Two assumptions were challenged that day. The first was the hitherto unquestioned superiority of French wines over American ones. But it was the challenge to the second—the assumption that the judges genuinely possessed elite knowledge of wine—that was more interesting and revolutionary. The tasting suggested that the alleged wine experts were no more accurate in distinguishing wines under blind test conditions than regular wine drinkers—a fact later confirmed by our laboratory tests.

Current research has revealed many other fields where there is no scientific evidence that supposed expertise leads to superior performance. One study showed that psychotherapists with advanced degrees and decades of experience aren’t reliably more successful in their treatment of randomly assigned patients than novice therapists with just three months of training are. There are even examples of expertise seeming to decline with experience. The longer physicians have been out of training, for example, the less able they are to identify unusual diseases of the lungs or heart. Because they encounter these illnesses so rarely, doctors quickly forget their characteristic features and have difficulty diagnosing them. Performance picks up only after the doctors undergo a refresher course.
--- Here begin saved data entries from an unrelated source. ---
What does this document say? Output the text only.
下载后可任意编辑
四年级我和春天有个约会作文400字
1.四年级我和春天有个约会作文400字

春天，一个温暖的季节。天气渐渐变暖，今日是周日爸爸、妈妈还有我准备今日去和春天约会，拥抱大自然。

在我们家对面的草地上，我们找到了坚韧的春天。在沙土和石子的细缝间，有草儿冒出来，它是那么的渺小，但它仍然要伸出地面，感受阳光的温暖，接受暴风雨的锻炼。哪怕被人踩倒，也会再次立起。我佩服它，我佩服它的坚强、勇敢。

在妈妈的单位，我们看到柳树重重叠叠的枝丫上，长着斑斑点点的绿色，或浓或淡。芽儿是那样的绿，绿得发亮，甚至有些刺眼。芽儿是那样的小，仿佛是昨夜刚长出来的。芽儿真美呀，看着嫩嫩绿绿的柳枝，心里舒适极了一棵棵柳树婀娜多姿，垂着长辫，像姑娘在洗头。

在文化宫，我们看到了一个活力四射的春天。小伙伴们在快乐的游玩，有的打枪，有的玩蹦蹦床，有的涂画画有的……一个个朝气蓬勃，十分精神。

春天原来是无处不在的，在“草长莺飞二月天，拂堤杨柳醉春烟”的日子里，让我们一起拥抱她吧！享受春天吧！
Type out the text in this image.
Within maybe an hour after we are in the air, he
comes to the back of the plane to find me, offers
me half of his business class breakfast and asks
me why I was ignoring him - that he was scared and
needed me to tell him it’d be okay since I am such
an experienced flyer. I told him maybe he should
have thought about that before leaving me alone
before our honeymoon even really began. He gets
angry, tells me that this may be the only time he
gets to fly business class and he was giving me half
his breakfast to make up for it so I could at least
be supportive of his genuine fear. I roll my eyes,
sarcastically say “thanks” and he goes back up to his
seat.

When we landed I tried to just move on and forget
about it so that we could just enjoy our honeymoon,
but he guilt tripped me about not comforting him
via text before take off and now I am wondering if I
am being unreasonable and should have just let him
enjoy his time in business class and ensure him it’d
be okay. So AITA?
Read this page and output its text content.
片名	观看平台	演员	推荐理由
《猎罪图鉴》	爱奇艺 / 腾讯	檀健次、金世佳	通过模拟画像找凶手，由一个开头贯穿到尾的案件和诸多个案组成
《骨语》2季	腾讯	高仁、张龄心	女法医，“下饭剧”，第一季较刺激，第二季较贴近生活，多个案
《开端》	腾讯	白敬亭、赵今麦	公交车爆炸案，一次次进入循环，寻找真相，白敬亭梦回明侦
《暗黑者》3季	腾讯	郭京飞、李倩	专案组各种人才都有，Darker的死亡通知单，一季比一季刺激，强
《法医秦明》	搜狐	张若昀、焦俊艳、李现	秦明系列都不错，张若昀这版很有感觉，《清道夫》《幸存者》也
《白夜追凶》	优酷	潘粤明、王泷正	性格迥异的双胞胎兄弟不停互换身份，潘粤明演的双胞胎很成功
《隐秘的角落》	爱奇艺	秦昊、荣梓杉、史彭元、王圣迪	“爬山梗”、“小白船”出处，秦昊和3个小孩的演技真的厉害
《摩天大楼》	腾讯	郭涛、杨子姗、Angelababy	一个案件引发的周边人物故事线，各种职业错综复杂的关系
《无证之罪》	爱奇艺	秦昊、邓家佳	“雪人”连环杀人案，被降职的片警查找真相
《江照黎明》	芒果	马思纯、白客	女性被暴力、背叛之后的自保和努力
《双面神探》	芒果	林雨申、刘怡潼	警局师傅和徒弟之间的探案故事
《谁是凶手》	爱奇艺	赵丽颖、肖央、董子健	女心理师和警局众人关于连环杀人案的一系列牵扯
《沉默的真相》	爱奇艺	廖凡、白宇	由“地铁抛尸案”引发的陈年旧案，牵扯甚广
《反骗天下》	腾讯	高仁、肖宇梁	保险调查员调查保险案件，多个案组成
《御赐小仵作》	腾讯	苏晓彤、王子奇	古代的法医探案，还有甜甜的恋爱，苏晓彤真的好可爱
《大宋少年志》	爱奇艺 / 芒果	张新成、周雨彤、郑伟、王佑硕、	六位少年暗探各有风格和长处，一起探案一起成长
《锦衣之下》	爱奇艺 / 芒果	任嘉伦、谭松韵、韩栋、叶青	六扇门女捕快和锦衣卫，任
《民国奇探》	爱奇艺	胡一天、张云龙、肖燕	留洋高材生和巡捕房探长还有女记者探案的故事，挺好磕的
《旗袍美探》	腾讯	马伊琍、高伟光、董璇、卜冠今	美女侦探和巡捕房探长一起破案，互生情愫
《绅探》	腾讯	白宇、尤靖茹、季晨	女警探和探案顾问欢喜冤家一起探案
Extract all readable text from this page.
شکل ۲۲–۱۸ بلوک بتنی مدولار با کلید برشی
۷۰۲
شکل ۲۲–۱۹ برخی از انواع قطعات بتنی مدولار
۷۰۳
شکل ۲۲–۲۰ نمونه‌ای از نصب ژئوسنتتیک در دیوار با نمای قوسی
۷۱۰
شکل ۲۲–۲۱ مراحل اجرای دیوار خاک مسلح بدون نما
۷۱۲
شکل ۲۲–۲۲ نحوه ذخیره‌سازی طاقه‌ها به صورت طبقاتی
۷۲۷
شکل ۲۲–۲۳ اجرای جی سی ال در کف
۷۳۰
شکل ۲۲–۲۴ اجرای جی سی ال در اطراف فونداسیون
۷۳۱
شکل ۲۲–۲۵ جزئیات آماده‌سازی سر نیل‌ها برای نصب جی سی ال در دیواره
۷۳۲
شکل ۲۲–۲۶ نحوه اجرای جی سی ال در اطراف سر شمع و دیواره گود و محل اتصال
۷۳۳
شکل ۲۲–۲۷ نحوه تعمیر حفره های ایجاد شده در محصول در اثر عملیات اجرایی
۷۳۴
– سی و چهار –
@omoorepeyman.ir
~ Harvard Business Review, http://hbr.org/2007/07/the-making-of-an-expert/ar/1

The part that interests me is that “supposed expertise leads to superior performance.”

I have up until now thought that that premise was a given.

—- Update: Further proff … “There are many stories coming out of the 2008 financial crisis that show how the supposedly smartest people did not truly understand what they were doing.”  (From 23 Things They Don’t Tell You About Capitalism by Ha-Joon Chang.